Despite the progress, there remains a notable gap in the application of foundation models like VLMs in E2E cooperative autonomous driving. Traditional AI models struggle with integrating complex and multimodal data from various sources. This study introduces V2X-VLM, an innovative E2E vehicle-infrastructure cooperative autonomous driving (VICAD) framework leveraging large VLMs to enhance situational awareness, decision-making, and overall driving performance.

Related Work

LLM Enhanced E2E Autonomous Driving

Recent research has highlighted the transformative potential of LLMs in E2E autonomous driving. For instance, DriveGPT4 integrates multi-frame video inputs and textual queries to predict vehicle actions, enhancing transparency and user trust. Similarly, LMDrive utilizes multimodal sensor data and natural language instructions to generate control signals, facilitating real-time interaction with complex environments.

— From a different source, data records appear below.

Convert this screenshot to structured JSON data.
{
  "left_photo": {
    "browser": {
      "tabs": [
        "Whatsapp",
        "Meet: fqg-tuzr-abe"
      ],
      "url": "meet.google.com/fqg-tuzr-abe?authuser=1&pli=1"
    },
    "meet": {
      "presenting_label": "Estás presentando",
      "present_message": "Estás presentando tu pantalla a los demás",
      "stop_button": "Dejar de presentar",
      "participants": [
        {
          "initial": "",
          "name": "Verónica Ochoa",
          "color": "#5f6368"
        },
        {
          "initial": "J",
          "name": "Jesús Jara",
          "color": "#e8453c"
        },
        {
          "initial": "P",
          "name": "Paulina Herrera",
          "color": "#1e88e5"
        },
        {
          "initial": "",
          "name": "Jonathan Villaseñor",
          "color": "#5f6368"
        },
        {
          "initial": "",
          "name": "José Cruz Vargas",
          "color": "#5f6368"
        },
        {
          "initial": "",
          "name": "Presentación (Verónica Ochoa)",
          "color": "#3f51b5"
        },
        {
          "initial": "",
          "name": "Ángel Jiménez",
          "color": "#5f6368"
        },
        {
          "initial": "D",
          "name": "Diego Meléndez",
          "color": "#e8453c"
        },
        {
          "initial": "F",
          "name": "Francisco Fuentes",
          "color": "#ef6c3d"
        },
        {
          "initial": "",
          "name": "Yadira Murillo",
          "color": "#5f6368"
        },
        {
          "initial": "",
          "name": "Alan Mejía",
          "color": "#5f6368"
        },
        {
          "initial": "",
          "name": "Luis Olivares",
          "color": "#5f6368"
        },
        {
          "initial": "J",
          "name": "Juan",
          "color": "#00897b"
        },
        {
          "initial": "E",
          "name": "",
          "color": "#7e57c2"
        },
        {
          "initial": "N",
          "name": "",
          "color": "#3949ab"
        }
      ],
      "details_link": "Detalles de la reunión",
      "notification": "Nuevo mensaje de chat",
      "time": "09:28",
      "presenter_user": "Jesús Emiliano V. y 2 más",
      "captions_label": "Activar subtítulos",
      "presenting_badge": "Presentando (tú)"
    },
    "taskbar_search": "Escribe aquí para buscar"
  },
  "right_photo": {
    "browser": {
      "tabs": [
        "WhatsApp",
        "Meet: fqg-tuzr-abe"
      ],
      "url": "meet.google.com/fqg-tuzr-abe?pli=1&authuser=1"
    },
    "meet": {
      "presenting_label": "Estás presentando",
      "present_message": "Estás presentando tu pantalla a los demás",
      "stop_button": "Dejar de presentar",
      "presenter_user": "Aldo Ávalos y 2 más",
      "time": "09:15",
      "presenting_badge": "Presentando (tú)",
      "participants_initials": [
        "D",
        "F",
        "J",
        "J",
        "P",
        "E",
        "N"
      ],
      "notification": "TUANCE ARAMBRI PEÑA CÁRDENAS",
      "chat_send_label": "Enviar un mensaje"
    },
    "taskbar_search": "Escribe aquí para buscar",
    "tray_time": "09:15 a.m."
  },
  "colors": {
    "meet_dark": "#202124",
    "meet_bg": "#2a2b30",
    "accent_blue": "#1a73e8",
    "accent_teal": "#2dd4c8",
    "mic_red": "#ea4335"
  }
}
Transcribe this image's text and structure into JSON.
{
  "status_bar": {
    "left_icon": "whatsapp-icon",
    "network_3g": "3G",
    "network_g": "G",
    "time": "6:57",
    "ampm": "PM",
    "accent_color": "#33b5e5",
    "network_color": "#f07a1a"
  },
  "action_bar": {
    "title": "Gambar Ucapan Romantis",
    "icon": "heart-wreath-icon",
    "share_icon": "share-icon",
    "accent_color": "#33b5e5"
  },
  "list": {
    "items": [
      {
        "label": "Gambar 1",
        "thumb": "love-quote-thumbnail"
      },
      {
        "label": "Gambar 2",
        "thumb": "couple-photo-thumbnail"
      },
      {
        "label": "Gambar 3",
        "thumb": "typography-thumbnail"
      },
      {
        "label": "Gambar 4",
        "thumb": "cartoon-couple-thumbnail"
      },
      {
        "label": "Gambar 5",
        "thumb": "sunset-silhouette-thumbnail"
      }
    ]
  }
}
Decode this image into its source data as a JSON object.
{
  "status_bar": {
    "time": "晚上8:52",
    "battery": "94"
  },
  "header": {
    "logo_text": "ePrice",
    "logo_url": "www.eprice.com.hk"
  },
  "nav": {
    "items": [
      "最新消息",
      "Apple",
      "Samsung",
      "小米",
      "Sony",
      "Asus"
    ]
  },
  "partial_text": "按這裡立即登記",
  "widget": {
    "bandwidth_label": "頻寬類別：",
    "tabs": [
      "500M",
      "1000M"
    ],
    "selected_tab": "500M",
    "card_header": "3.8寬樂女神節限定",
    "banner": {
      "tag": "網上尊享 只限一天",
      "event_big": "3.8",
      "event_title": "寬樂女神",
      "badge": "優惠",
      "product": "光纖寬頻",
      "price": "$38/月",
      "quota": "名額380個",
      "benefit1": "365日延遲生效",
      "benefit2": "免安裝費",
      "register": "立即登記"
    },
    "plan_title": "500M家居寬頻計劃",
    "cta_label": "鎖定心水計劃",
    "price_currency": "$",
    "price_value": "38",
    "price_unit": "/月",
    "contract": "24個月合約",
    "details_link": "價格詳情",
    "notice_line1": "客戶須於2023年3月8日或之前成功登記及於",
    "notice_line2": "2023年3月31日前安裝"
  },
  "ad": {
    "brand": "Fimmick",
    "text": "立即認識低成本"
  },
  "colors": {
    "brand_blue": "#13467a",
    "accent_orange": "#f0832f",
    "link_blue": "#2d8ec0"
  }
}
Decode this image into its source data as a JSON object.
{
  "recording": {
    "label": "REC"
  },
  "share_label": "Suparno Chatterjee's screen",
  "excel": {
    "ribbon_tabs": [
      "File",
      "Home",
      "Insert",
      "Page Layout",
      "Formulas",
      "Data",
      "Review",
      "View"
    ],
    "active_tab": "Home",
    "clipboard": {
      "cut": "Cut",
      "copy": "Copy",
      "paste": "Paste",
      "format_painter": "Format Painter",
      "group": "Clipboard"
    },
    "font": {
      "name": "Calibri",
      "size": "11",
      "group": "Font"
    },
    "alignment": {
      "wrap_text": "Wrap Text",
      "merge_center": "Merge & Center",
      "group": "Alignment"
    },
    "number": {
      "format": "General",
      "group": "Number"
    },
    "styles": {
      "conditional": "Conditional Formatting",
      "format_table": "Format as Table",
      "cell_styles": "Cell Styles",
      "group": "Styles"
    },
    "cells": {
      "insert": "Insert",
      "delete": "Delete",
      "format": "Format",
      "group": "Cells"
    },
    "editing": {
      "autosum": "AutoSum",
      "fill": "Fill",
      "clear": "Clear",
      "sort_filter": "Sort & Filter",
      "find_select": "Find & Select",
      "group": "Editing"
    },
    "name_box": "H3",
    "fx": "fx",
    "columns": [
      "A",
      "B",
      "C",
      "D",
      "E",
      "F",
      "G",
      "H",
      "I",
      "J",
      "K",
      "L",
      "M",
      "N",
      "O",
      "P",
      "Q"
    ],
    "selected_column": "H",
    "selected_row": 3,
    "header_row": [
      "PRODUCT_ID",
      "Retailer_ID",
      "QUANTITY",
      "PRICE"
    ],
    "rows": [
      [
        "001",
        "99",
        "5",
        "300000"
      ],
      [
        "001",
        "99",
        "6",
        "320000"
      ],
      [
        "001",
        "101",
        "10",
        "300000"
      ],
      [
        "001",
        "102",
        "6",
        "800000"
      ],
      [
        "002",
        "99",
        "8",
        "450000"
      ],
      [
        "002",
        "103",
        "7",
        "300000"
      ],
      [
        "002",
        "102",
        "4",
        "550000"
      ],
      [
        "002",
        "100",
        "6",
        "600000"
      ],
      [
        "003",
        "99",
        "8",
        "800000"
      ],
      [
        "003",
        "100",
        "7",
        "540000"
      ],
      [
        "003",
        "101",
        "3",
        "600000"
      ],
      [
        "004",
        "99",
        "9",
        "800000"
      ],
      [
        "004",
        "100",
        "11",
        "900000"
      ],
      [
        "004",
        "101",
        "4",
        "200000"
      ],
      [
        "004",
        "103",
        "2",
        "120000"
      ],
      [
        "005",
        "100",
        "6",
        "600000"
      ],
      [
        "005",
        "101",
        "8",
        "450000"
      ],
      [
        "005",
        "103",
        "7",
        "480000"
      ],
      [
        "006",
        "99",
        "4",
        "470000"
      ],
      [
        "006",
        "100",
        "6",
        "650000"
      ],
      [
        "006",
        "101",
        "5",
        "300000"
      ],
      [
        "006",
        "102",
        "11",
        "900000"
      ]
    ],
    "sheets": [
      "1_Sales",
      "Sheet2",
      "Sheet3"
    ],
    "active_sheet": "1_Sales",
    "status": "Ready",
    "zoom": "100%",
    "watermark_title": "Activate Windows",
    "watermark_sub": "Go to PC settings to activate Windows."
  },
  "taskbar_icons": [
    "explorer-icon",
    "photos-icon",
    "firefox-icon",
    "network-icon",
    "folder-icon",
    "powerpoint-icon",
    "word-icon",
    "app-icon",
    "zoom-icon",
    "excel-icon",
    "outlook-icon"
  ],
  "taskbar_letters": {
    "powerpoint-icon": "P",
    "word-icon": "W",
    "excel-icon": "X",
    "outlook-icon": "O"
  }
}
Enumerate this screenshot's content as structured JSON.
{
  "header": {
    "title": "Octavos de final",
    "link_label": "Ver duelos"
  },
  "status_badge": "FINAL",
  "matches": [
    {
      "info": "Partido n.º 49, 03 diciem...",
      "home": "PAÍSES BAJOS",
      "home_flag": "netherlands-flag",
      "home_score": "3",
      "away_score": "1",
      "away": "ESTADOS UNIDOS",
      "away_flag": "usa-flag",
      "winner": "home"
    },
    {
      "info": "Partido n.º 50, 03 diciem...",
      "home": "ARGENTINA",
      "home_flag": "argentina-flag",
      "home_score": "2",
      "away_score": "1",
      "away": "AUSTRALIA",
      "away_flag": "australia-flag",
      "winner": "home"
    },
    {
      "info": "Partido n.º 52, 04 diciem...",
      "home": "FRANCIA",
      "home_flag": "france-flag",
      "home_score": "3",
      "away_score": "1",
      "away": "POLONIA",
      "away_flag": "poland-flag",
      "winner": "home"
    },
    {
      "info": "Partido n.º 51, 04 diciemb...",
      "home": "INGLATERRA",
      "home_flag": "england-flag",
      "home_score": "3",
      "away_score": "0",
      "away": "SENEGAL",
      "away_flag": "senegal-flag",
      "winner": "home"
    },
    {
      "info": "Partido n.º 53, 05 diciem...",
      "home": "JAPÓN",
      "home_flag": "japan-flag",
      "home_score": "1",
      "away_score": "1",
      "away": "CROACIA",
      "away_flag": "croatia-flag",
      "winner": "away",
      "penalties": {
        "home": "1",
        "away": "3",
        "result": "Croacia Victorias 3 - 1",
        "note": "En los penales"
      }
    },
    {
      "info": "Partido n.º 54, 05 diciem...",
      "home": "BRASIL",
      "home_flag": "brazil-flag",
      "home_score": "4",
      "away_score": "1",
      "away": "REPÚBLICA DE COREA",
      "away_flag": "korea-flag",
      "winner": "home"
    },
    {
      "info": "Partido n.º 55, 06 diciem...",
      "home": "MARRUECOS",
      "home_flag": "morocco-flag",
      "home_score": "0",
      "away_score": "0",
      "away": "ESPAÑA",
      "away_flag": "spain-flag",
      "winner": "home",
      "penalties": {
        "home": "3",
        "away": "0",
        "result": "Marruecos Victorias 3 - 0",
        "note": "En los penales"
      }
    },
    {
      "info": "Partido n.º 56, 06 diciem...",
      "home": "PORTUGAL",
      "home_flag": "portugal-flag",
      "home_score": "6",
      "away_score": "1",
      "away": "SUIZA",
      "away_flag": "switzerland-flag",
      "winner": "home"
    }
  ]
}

VLM Advancement in E2E Autonomous Driving

The development of VLMs has expanded the capabilities of autonomous systems by integrating visual and linguistic processing. DriveVLM, for example, combines scene description, analysis, and hierarchical planning modules to tackle challenges in urban driving scenarios. VLP leverages VLMs to integrate common-sense reasoning into autonomous driving systems, enhancing the system’s ability to generalize across diverse urban environments.

V2X Enabled Cooperative Autonomous Driving

V2X communication systems enable vehicles to communicate with each other and with infrastructure elements, providing real-time updates and a broader context of the driving environment. Studies have demonstrated the potential of V2X systems to improve situational awareness, maneuvering capabilities, and overall traffic safety and efficiency.

Research Methodology

Problem Formulation

The goal of the proposed E2E framework V2X-VLM is to plan the optimal trajectory for the ego vehicle by integrating and processing multimodal data from various sources. The data includes images from vehicle-mounted cameras, infrastructure cameras, and textual information indicating the current vehicle position.

Overall V2X-VLM Framework Architecture

The V2X-VLM framework integrates data from vehicle-mounted cameras, infrastructure sensors, and textual information to form a comprehensive E2E system for cooperative autonomous driving. The large VLM synthesizes and analyzes diverse input types to provide a holistic understanding of the driving environment.

Scene Understanding and Interpretation

VLM plays a crucial role in understanding and interpreting perception images captured from both the vehicle and infrastructure sides. It identifies essential elements such as types of nearby vehicles, road signs, traffic signals, weather conditions, and broader traffic patterns, providing a comprehensive understanding of the environment.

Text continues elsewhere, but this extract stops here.